European Convention on Human Rights: 75th Anniversary Debate
Full Debate: Read Full DebateBaroness Chakrabarti
Main Page: Baroness Chakrabarti (Labour - Life peer)Department Debates - View all Baroness Chakrabarti's debates with the Foreign, Commonwealth & Development Office
(2 days ago)
Lords ChamberMy Lords, I declare interests as the author of the Penguin Allen Lane book Human Rights: The Case for the Defence, as a new member of our delegation to the Parliamentary Assembly of the Council of Europe and as a lifelong human rights lawyer and campaigner. I congratulate the noble Lord, Lord Alton, on his well-deserved appointment as chair of the Joint Committee on Human Rights and on that outstanding opening of his debate marking the 75th Anniversary of the convention which protects the civil rights of around 700 million people in 46 states.
I have been working with the convention on an almost daily basis for around 30 of those years, both for and against UK Governments domestically and in the Strasbourg court that has rendered it perhaps the most effective international human rights mechanism in the world.

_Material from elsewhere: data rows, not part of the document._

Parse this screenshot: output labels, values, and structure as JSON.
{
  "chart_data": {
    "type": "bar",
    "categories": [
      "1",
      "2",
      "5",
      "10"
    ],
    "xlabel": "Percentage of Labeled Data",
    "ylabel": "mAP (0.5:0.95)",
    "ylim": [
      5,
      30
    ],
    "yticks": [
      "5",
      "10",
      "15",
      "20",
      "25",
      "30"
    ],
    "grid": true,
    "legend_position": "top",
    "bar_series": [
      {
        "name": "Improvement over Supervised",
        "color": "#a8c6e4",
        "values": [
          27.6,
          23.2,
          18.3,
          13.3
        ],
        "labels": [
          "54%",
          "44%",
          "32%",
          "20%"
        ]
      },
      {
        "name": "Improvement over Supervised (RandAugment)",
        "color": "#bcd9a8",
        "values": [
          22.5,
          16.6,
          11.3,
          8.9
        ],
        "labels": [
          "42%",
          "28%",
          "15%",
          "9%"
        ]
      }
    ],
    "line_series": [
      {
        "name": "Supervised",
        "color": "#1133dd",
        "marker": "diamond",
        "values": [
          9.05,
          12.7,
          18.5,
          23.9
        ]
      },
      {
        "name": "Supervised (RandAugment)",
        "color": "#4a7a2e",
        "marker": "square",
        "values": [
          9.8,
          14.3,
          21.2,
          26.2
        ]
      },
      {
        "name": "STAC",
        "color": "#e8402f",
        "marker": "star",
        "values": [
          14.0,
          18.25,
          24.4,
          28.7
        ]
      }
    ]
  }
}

Most formatively, I was a government lawyer in the late 1990s during the passage and implementation of our Human Rights Act and at Liberty, the National Council for Civil Liberties, from 2001 until 2016.
We have been eloquently reminded of the history of why Conservative politician, jurist and Nuremberg prosecutor David Maxwell Fyfe was deputed to lead the convention drafting process after the Council of Europe was founded by the Treaty of London in 1949. If there was ever any doubt about the direct relationship between justice and peace, the 1930s had ended it. This was especially so in Europe, where two, too proximate world wars had begun. It could be no surprise that those seeking to rebuild the lands of Milton, Molière, Mozart and Michelangelo should have made co-operating around human rights enforcement a priority. If we have sometimes been a little complacent in the intervening years, surely that is over now, as war and far-rightism once more stalk Europe, and respect for the rule of law is far from secure, even in that great old constitutional democracy across the Atlantic.
In any event, I can report, first hand, the many ways in which the convention has come to the aid of people in the United Kingdom where both their common law and legislators had previously failed them. Before Strasbourg’s intervention, victims of rape were subjected to days of degrading cross-examination in person by their alleged assailants, contrary to Article 3. Similarly, abusive parents who beat their children to a pulp could be acquitted of the grave offence of causing grievous bodily harm by deploying the defence of reasonable chastisement of a child. Indeed, I would go as far as suggesting that victims of crime may be among those who have most benefited from the convention’s effect upon our domestic law, before and since the Human Rights Act 1998 brought rights home to be directly enforceable here.
There are numerous examples too of the UK’s privacy, free speech, non-discrimination and other vital rights and freedoms being ensured and enhanced by the convention. It would be far from liberal or progressive, and certainly deeply unconservative, not to treasure it.